A dusting of snow has collected on the exposed surfaces of these bundles of copper willow. The bunches provide quite a hairdo for this bench. Individually, the sticks are quite linear. The mass of sticks have a curved pattern. The snow makes clear that anything in a mass reads quite diferently than it does as an individual. A single plant might be distinguished in its flower or leaf, or stature; a mass of that plant is more about an overall shape, sweep, or drift.
This cast iron grate has a distinctive pattern and a densely complex texture. Snow makes all the more of that. How snow softens the outlines of hard structures and surfaces is one of the pleasures of the winter landscape. A snowfall can make the most ordinary landscape look spectacularly beautiful. It would be more accurate to say that most natural phenomena are spectacularly beautiful-even if I neglect to see it. The snow turns on the lights.
We are not buried in snow like other parts of the country, but we did get 6-8 inches. The snow fell fast, and stuck to everything. Why does it sometime snow when the temperature is above freezing? It was 35 degrees here at one point yesterday and snowing like mad; it was 7 degrees when I got to work this morning. All the wet snow is now frozen in place, so I have had plenty of time to look around. The pruning pattern on the katsura espaliers can be readily seen; branches that were cut back hard responded by sprouting a number of stick straight branches from a single cut. The pattern I see on these trees is a very clear explanation of how a branch responds to pruning. A pruning cut issues an invitation to grow.
These vintage trench drains have a repetitive and very geometric pattern. They are most clearly a human-generated form. The wildly curving branches of the pollarded willow are anything human. This idea shocks me some, and interests me a lot. The snow outlines the massive main trunks of the tree. I will loose this pollarded tree sooner rather than later. A high wind several years ago uprooted it. My efforts to replant it were in vain; the bark is shedding in giant strips, and bracket fungus fruiting bodies have appeared.
The copper curly willow is very curly. This branching is obscured in the summer by leaves. I have to admit that this tree looks better in the winter than the summer, and that the pattern is outstanding in the snow. The most difficult thing about choosing plants for their winter interest is that when that idea strikes home, as in today, nothing can be done about it. I keep files of photographs of my own garden organized by the month. I photograph certain key spots from the same angle 12 times a year. I wish I had started doing this 14 years ago, instead of four. Nonetheless, these pictures tell me a lot about whether the design and planting is working as well as it could.

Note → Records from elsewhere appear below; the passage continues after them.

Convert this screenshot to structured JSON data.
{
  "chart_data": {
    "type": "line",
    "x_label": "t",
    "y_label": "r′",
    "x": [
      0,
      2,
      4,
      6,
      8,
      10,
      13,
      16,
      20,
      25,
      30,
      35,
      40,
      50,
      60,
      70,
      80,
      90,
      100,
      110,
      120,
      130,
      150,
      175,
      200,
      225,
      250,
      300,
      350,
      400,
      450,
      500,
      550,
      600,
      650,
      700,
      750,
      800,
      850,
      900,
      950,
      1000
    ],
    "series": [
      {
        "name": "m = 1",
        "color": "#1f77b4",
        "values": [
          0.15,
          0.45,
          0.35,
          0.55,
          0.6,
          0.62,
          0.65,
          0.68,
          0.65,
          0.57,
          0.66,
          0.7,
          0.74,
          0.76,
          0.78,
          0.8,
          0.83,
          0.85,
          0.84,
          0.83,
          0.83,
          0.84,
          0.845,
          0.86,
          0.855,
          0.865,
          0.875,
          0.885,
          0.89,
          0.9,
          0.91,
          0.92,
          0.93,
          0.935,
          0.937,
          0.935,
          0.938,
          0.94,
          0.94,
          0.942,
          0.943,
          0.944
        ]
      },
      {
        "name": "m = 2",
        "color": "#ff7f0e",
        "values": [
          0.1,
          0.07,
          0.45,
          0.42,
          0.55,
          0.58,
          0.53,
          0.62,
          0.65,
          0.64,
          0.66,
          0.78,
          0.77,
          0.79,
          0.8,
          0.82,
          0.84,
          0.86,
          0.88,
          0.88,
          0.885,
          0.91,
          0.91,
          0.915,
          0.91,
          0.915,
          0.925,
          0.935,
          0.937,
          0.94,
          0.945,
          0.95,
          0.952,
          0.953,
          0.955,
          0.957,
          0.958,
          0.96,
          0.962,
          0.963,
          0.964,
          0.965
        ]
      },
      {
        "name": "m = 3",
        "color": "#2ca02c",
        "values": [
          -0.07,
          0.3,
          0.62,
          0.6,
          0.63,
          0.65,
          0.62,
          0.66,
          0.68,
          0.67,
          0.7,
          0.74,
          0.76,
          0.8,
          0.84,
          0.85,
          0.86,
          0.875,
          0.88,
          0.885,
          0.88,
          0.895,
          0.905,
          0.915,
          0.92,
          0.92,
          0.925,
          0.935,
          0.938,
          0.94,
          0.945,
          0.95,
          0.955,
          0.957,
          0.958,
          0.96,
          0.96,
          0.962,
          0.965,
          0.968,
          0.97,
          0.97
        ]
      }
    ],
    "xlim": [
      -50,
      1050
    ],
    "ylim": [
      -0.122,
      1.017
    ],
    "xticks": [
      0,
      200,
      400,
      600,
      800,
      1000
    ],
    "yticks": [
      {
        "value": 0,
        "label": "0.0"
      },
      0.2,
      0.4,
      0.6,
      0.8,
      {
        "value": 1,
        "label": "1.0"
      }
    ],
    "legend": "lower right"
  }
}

I did not clean out the boxes on the roof this year-the first time ever for that. The fall and very late fall was a beautiful season for the boxes. I am not surprised that the elegant feather persisted in its skeletal state, but I am surprised to see so much of the dichondra and plectranthus still holding on. The pattern and texture provides something moody and textural to see. The empty box alternative seems much less interesting.

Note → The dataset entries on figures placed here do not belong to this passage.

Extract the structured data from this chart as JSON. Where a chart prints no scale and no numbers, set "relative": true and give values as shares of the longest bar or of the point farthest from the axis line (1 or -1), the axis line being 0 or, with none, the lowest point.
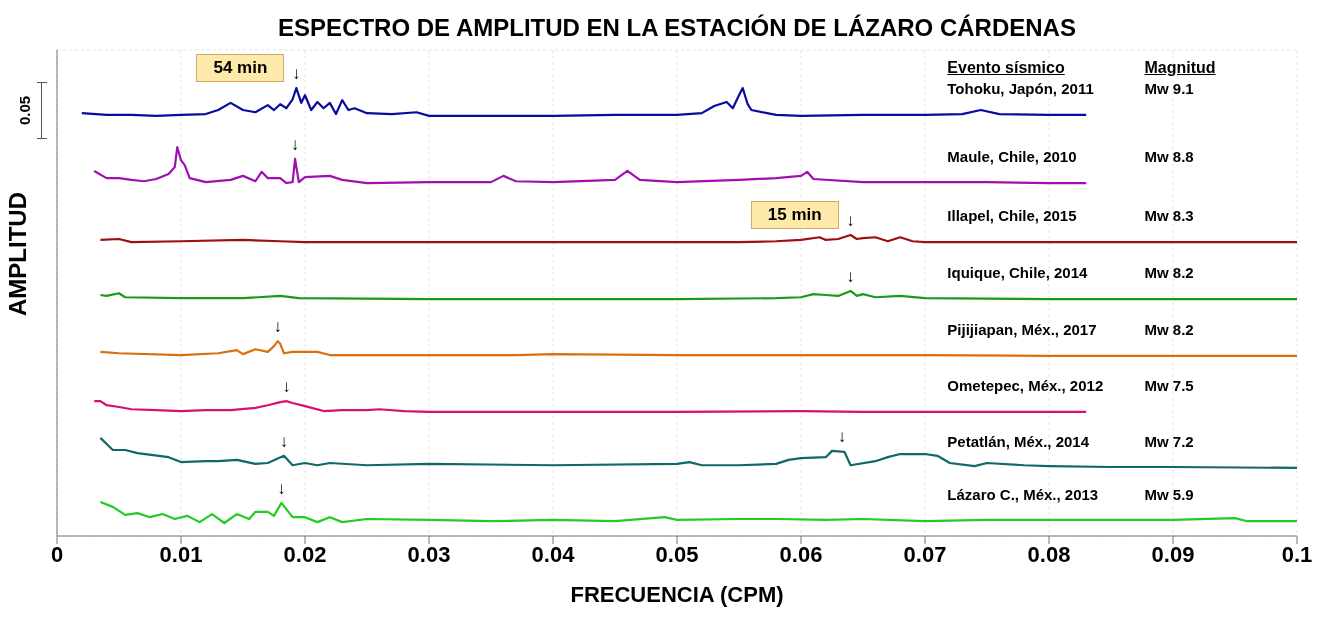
{
  "chart_data": {
    "type": "line",
    "title": "ESPECTRO DE AMPLITUD EN LA ESTACIÓN DE LÁZARO CÁRDENAS",
    "xlabel": "FRECUENCIA (CPM)",
    "ylabel": "AMPLITUD",
    "relative": true,
    "grid": true,
    "xlim": [
      0,
      0.1
    ],
    "xticks": [
      0,
      0.01,
      0.02,
      0.03,
      0.04,
      0.05,
      0.06,
      0.07,
      0.08,
      0.09,
      0.1
    ],
    "series": [
      {
        "name": "Tohoku, Japón, 2011",
        "color": "#0a0aa0",
        "x": [
          0.002,
          0.004,
          0.006,
          0.008,
          0.01,
          0.012,
          0.013,
          0.014,
          0.015,
          0.016,
          0.017,
          0.0175,
          0.018,
          0.0185,
          0.019,
          0.0193,
          0.0197,
          0.02,
          0.0205,
          0.021,
          0.0215,
          0.022,
          0.0225,
          0.023,
          0.0235,
          0.024,
          0.025,
          0.027,
          0.029,
          0.03,
          0.035,
          0.04,
          0.045,
          0.05,
          0.052,
          0.053,
          0.054,
          0.0545,
          0.055,
          0.0553,
          0.0557,
          0.056,
          0.058,
          0.06,
          0.065,
          0.07,
          0.073,
          0.0745,
          0.076,
          0.08,
          0.083
        ],
        "values": [
          0.944,
          0.94,
          0.94,
          0.938,
          0.94,
          0.942,
          0.951,
          0.967,
          0.951,
          0.946,
          0.962,
          0.951,
          0.964,
          0.955,
          0.975,
          1,
          0.967,
          0.984,
          0.951,
          0.969,
          0.955,
          0.967,
          0.942,
          0.973,
          0.951,
          0.955,
          0.944,
          0.942,
          0.946,
          0.938,
          0.938,
          0.938,
          0.94,
          0.94,
          0.944,
          0.96,
          0.969,
          0.955,
          0.984,
          1,
          0.964,
          0.951,
          0.94,
          0.938,
          0.94,
          0.94,
          0.942,
          0.951,
          0.942,
          0.94,
          0.94
        ]
      },
      {
        "name": "Maule, Chile, 2010",
        "color": "#a010b0",
        "x": [
          0.003,
          0.004,
          0.005,
          0.006,
          0.007,
          0.008,
          0.009,
          0.0095,
          0.0097,
          0.01,
          0.0103,
          0.0107,
          0.012,
          0.014,
          0.015,
          0.016,
          0.0165,
          0.017,
          0.018,
          0.0185,
          0.019,
          0.0192,
          0.0195,
          0.02,
          0.022,
          0.023,
          0.025,
          0.03,
          0.035,
          0.036,
          0.037,
          0.04,
          0.045,
          0.046,
          0.047,
          0.05,
          0.055,
          0.058,
          0.06,
          0.0605,
          0.061,
          0.065,
          0.07,
          0.075,
          0.08,
          0.083
        ],
        "values": [
          0.815,
          0.799,
          0.799,
          0.795,
          0.792,
          0.797,
          0.808,
          0.824,
          0.868,
          0.839,
          0.828,
          0.799,
          0.79,
          0.795,
          0.804,
          0.792,
          0.813,
          0.799,
          0.799,
          0.788,
          0.79,
          0.842,
          0.79,
          0.801,
          0.804,
          0.795,
          0.788,
          0.79,
          0.79,
          0.804,
          0.792,
          0.79,
          0.795,
          0.815,
          0.795,
          0.79,
          0.795,
          0.799,
          0.804,
          0.813,
          0.797,
          0.79,
          0.79,
          0.79,
          0.788,
          0.788
        ]
      },
      {
        "name": "Illapel, Chile, 2015",
        "color": "#a00f0f",
        "x": [
          0.0035,
          0.005,
          0.006,
          0.01,
          0.015,
          0.018,
          0.02,
          0.03,
          0.04,
          0.05,
          0.055,
          0.058,
          0.06,
          0.0615,
          0.062,
          0.063,
          0.064,
          0.0645,
          0.065,
          0.066,
          0.067,
          0.068,
          0.069,
          0.07,
          0.08,
          0.09,
          0.1
        ],
        "values": [
          0.661,
          0.663,
          0.656,
          0.658,
          0.661,
          0.658,
          0.656,
          0.656,
          0.656,
          0.656,
          0.656,
          0.658,
          0.661,
          0.667,
          0.661,
          0.663,
          0.672,
          0.663,
          0.665,
          0.667,
          0.658,
          0.667,
          0.658,
          0.656,
          0.656,
          0.656,
          0.656
        ]
      },
      {
        "name": "Iquique, Chile, 2014",
        "color": "#1a9a1a",
        "x": [
          0.0035,
          0.004,
          0.005,
          0.0055,
          0.01,
          0.015,
          0.018,
          0.0195,
          0.03,
          0.04,
          0.05,
          0.058,
          0.06,
          0.061,
          0.062,
          0.063,
          0.064,
          0.0645,
          0.065,
          0.066,
          0.068,
          0.07,
          0.08,
          0.09,
          0.1
        ],
        "values": [
          0.538,
          0.536,
          0.542,
          0.533,
          0.531,
          0.531,
          0.536,
          0.531,
          0.529,
          0.529,
          0.529,
          0.531,
          0.533,
          0.54,
          0.538,
          0.536,
          0.547,
          0.536,
          0.54,
          0.533,
          0.536,
          0.531,
          0.529,
          0.529,
          0.529
        ]
      },
      {
        "name": "Pijijiapan, Méx., 2017",
        "color": "#d87010",
        "x": [
          0.0035,
          0.005,
          0.01,
          0.013,
          0.0145,
          0.015,
          0.016,
          0.017,
          0.0175,
          0.0178,
          0.018,
          0.0183,
          0.019,
          0.021,
          0.022,
          0.025,
          0.03,
          0.037,
          0.04,
          0.05,
          0.06,
          0.07,
          0.08,
          0.09,
          0.1
        ],
        "values": [
          0.411,
          0.408,
          0.404,
          0.408,
          0.415,
          0.406,
          0.417,
          0.411,
          0.424,
          0.435,
          0.429,
          0.408,
          0.411,
          0.411,
          0.404,
          0.404,
          0.404,
          0.404,
          0.406,
          0.404,
          0.404,
          0.404,
          0.402,
          0.402,
          0.402
        ]
      },
      {
        "name": "Ometepec, Méx., 2012",
        "color": "#d81070",
        "x": [
          0.003,
          0.0035,
          0.004,
          0.005,
          0.006,
          0.008,
          0.01,
          0.012,
          0.014,
          0.016,
          0.017,
          0.018,
          0.0185,
          0.019,
          0.02,
          0.0215,
          0.023,
          0.025,
          0.026,
          0.028,
          0.03,
          0.04,
          0.05,
          0.06,
          0.065,
          0.07,
          0.075,
          0.083
        ],
        "values": [
          0.301,
          0.301,
          0.292,
          0.288,
          0.283,
          0.281,
          0.279,
          0.281,
          0.281,
          0.286,
          0.292,
          0.299,
          0.301,
          0.297,
          0.29,
          0.279,
          0.281,
          0.281,
          0.283,
          0.279,
          0.277,
          0.277,
          0.277,
          0.279,
          0.277,
          0.277,
          0.277,
          0.277
        ]
      },
      {
        "name": "Petatlán, Méx., 2014",
        "color": "#106868",
        "x": [
          0.0035,
          0.0045,
          0.0055,
          0.0065,
          0.009,
          0.01,
          0.012,
          0.013,
          0.0145,
          0.016,
          0.017,
          0.0183,
          0.019,
          0.02,
          0.021,
          0.022,
          0.025,
          0.03,
          0.04,
          0.05,
          0.051,
          0.052,
          0.055,
          0.058,
          0.059,
          0.06,
          0.062,
          0.0625,
          0.0635,
          0.064,
          0.066,
          0.067,
          0.068,
          0.07,
          0.071,
          0.072,
          0.074,
          0.075,
          0.078,
          0.08,
          0.085,
          0.09,
          0.1
        ],
        "values": [
          0.219,
          0.192,
          0.192,
          0.185,
          0.176,
          0.165,
          0.167,
          0.167,
          0.17,
          0.161,
          0.163,
          0.179,
          0.158,
          0.163,
          0.158,
          0.163,
          0.158,
          0.161,
          0.158,
          0.161,
          0.165,
          0.158,
          0.158,
          0.161,
          0.17,
          0.174,
          0.176,
          0.19,
          0.188,
          0.158,
          0.167,
          0.176,
          0.183,
          0.183,
          0.179,
          0.163,
          0.156,
          0.163,
          0.158,
          0.156,
          0.154,
          0.154,
          0.152
        ]
      },
      {
        "name": "Lázaro C., Méx., 2013",
        "color": "#22cc22",
        "x": [
          0.0035,
          0.0045,
          0.0055,
          0.0065,
          0.0075,
          0.0085,
          0.0095,
          0.0105,
          0.0115,
          0.0125,
          0.0135,
          0.0145,
          0.0155,
          0.016,
          0.017,
          0.0175,
          0.0181,
          0.019,
          0.02,
          0.021,
          0.022,
          0.023,
          0.025,
          0.03,
          0.035,
          0.04,
          0.045,
          0.049,
          0.05,
          0.055,
          0.058,
          0.062,
          0.065,
          0.07,
          0.075,
          0.08,
          0.085,
          0.09,
          0.095,
          0.096,
          0.1
        ],
        "values": [
          0.076,
          0.065,
          0.047,
          0.051,
          0.042,
          0.049,
          0.038,
          0.045,
          0.031,
          0.049,
          0.029,
          0.049,
          0.038,
          0.054,
          0.054,
          0.045,
          0.074,
          0.042,
          0.042,
          0.031,
          0.042,
          0.031,
          0.038,
          0.036,
          0.033,
          0.036,
          0.033,
          0.042,
          0.036,
          0.038,
          0.038,
          0.036,
          0.038,
          0.033,
          0.036,
          0.036,
          0.036,
          0.036,
          0.04,
          0.033,
          0.033
        ]
      }
    ],
    "annotations": [
      "Evento sísmico",
      "Magnitud",
      "0.05",
      "Mw 9.1",
      "Mw 8.8",
      "Mw 8.3",
      "Mw 8.2",
      "Mw 8.2",
      "Mw 7.5",
      "Mw 7.2",
      "Mw 5.9",
      {
        "text": "54 min",
        "x": 0.0193,
        "y": 1
      },
      {
        "text": "↓",
        "x": 0.0193,
        "y": 1
      },
      {
        "text": "↓",
        "x": 0.0192,
        "y": 0.842
      },
      {
        "text": "15 min",
        "x": 0.064,
        "y": 0.672
      },
      {
        "text": "↓",
        "x": 0.064,
        "y": 0.672
      },
      {
        "text": "↓",
        "x": 0.064,
        "y": 0.547
      },
      {
        "text": "↓",
        "x": 0.0178,
        "y": 0.435
      },
      {
        "text": "↓",
        "x": 0.0185,
        "y": 0.301
      },
      {
        "text": "↓",
        "x": 0.0183,
        "y": 0.179
      },
      {
        "text": "↓",
        "x": 0.0633,
        "y": 0.19
      },
      {
        "text": "↓",
        "x": 0.0181,
        "y": 0.074
      }
    ]
  }
}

This pile of cut burning bush branches is dramatic covered with snow. They are all the more dramatic for their accidental placement in front of a concrete wall, covered in the dark stems of boston ivy. This wall faces the west; I have no idea why there is not one bit of snow on it anywhere-unless the snow was born on wind out of the west. So much pattern and texture-all ruled by a study in light and dark.
A pair of espaliered crabapples need to come into the garage for the winter. As soon as the bulk of our winter containers are done, space will open up for them. This is the only plant with color on the entire shop property. The pattern of the snow on the berries-I am glad I got a chance to see this.